A capacitor network has two capacitors in series: 150nF and 120nF. The potential difference between point a on the outer side of the 150nF capacitor and point b on the outer side of the 120nF capacitor is 120nF.
a) total charge of the network= 2.4uC
b) charge on each capacitor= 2.4uC, and 2.4uC (in series)
c)total energy in the network=43.2 uJ
d) total energy in each capacitor
i set up two equations V1+V2=36
And C1V1^2/2 + C2V2^2/2 = 43.2
I tried solving but i keep getting the wrong answer
I know the answers are 19.2, and 24.0..
just not sure how to get there
To solve this problem, we can use the relationships between charge, potential difference, and capacitance.
Let's assume the charge on the 150nF capacitor is Q1 and the charge on the 120nF capacitor is Q2. Since the capacitors are in series, the charge on each capacitor will be the same:
Q1 = Q2
We are given that the potential difference between point a and point b is 120V:
V1 + V2 = 120V
The total charge in the network is the sum of the charges on the capacitors:
Total charge = Q1 + Q2
The total energy stored in a capacitor can be calculated using the equation:
E = (Q^2) / (2C)
where E is the energy, Q is the charge, and C is the capacitance. The total energy is the sum of the energies stored in each capacitor:
Total energy = E1 + E2
Now we can substitute the given values into these equations and solve for the unknowns.
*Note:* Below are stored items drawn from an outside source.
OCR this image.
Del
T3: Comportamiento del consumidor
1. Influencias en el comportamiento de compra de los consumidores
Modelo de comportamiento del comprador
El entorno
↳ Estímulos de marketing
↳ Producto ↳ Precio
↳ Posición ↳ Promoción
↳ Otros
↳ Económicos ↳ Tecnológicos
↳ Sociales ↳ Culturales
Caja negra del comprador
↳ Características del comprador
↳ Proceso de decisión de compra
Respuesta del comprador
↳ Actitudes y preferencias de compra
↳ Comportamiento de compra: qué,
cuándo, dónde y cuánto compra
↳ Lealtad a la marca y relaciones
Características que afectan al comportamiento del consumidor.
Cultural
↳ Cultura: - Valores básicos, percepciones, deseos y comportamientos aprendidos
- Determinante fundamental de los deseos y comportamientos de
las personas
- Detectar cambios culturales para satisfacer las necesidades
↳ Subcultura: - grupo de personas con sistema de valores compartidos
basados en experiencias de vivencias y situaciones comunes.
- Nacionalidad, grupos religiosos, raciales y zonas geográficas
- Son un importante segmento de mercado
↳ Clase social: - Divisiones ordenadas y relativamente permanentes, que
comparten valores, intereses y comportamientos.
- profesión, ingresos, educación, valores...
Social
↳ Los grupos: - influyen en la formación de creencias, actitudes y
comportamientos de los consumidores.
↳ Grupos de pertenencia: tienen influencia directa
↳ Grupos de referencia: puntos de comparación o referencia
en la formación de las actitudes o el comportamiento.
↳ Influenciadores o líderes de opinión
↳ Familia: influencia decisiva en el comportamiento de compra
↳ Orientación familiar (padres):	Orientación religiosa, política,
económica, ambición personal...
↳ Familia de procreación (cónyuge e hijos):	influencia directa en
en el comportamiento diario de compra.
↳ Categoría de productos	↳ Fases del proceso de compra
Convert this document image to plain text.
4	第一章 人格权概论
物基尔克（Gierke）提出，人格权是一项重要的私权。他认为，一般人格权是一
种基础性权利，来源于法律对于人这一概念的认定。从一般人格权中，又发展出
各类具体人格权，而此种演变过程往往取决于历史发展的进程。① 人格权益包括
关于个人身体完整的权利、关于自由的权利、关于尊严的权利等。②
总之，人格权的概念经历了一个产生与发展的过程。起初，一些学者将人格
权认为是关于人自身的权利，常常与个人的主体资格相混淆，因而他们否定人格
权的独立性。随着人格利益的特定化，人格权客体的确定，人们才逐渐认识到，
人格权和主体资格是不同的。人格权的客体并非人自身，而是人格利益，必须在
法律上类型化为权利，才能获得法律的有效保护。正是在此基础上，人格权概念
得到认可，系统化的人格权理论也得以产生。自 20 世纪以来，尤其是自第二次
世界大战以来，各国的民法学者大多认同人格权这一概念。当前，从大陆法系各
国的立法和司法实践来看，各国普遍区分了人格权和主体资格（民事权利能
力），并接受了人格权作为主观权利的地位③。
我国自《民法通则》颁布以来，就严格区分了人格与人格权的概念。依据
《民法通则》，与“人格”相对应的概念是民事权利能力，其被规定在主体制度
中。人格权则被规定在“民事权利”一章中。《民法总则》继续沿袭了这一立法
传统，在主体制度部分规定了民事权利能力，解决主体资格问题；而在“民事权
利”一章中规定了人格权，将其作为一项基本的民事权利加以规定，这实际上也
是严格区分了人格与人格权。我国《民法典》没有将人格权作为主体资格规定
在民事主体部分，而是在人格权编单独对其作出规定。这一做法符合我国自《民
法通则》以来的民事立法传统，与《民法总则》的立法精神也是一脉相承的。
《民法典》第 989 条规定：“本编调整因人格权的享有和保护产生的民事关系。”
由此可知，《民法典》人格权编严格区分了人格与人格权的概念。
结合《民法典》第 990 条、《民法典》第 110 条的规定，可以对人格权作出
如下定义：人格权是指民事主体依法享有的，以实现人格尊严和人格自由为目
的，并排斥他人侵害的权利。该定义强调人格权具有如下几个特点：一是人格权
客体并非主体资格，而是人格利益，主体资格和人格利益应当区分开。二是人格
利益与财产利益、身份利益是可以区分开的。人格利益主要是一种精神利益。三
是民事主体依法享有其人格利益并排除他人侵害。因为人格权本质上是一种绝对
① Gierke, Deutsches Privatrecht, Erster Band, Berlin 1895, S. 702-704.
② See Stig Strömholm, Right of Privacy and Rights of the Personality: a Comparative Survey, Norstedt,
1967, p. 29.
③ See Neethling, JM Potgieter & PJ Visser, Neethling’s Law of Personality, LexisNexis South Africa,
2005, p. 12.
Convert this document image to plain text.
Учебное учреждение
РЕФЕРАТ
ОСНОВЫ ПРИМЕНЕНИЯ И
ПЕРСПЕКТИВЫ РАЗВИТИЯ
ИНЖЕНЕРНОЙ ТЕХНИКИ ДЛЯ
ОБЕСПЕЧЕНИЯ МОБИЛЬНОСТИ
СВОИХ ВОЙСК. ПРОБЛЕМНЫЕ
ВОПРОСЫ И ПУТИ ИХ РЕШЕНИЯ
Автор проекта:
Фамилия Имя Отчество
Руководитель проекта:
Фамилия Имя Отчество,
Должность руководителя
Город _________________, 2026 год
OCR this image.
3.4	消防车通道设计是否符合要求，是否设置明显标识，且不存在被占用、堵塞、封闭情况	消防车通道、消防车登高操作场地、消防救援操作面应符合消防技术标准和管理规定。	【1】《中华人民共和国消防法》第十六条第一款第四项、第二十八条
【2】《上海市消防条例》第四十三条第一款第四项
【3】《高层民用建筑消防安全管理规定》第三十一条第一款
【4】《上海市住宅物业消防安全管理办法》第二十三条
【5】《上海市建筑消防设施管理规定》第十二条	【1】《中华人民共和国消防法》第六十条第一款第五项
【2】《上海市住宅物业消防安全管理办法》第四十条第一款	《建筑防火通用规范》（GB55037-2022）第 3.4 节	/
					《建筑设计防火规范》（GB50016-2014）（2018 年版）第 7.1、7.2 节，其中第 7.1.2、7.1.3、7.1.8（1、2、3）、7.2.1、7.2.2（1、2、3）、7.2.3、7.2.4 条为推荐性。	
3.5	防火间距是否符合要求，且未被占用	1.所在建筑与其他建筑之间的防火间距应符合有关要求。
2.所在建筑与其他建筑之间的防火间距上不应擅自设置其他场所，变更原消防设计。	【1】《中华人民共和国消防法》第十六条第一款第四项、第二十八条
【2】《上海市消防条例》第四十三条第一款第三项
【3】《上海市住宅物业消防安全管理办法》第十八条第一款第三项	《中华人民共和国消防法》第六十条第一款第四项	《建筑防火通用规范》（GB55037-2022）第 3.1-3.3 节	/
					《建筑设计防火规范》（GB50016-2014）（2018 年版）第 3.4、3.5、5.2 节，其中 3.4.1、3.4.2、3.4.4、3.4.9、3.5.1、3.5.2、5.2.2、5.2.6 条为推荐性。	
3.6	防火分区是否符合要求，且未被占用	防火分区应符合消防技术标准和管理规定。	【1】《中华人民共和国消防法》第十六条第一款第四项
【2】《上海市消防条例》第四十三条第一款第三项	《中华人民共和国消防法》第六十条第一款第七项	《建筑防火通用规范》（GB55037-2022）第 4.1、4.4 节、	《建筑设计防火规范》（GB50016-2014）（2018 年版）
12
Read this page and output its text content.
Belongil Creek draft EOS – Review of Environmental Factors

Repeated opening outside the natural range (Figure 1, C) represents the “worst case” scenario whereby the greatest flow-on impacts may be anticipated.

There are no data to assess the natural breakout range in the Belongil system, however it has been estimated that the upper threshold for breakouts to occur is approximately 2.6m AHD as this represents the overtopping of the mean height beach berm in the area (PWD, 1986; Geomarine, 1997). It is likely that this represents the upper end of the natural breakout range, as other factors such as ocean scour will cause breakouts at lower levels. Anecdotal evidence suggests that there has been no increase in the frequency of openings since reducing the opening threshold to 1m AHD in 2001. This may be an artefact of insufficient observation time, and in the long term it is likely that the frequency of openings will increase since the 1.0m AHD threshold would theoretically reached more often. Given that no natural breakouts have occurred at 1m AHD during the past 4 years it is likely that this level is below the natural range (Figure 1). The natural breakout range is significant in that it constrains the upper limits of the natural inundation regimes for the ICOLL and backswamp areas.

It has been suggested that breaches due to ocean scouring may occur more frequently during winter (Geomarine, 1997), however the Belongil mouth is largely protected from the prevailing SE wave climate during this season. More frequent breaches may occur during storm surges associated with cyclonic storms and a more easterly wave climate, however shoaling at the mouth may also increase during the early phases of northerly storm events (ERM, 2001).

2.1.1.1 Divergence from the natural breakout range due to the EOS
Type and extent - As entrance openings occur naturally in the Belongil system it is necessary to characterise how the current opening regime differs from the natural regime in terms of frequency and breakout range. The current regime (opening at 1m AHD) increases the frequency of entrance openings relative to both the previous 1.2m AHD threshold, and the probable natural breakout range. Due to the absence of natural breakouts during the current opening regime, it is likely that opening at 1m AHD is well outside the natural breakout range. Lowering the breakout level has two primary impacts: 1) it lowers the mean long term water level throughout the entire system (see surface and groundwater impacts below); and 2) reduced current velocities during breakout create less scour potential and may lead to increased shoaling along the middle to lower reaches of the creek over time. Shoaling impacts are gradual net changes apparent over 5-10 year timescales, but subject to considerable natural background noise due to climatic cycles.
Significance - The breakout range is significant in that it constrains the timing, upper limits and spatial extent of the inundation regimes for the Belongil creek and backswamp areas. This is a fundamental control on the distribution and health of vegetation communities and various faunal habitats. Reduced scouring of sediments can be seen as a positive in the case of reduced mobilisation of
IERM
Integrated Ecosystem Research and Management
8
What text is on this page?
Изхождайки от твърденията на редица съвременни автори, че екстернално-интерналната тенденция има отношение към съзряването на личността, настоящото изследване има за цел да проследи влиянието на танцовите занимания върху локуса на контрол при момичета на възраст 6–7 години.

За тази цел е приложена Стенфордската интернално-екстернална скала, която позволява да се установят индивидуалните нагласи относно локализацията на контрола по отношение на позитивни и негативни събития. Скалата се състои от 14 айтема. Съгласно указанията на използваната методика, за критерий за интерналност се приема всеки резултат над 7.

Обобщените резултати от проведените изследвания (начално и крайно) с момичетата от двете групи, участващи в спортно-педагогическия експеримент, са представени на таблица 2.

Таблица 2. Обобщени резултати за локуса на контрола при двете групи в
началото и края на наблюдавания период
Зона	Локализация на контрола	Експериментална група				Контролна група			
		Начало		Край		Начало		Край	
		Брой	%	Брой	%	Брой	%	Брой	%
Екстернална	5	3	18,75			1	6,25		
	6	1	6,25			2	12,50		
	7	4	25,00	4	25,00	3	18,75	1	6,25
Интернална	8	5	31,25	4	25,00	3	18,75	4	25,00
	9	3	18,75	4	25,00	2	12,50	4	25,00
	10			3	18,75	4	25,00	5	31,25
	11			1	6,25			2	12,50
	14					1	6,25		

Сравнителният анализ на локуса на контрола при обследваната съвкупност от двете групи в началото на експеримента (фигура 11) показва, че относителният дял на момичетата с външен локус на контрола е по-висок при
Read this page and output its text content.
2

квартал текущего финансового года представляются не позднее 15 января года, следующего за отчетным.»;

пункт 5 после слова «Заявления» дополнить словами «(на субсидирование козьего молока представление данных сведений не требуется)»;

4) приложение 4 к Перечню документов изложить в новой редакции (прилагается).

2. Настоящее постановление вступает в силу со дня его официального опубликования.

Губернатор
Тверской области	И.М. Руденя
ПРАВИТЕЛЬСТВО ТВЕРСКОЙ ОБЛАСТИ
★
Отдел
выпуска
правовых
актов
First, let's find Q1 and Q2. Since Q1 = Q2, we can simplify the equation to:
2Q1 = Total charge
Given that the total charge is 2.4μC, we have:
2Q1 = 2.4μC
Q1 = Q2 = 1.2μC
Now let's solve for V1 and V2 using the potential difference equation:
V1 + V2 = 120V
Since the capacitors are in series, the total potential difference is equal to the sum of the individual potential differences across each capacitor:
V1 = (Q1) / (C1)
V2 = (Q2) / (C2)
Substituting the values we obtained for Q1, Q2, C1, and C2:
V1 = (1.2μC) / (150nF) = 8V
V2 = (1.2μC) / (120nF) = 10V
Now, let's calculate the total energy in the network using the formula for energy in a capacitor:
E1 = (Q1^2) / (2C1)
E2 = (Q2^2) / (2C2)
Total energy = E1 + E2
Substituting the values we obtained:
E1 = (1.2μC)^2 / (2 * 150nF) = 4.8μJ
E2 = (1.2μC)^2 / (2 * 120nF) = 6μJ
Total energy = 4.8μJ + 6μJ = 10.8μJ
Therefore, none of the provided options a, b, c, or d are correct. The correct answer for the total energy in the network is 10.8μJ.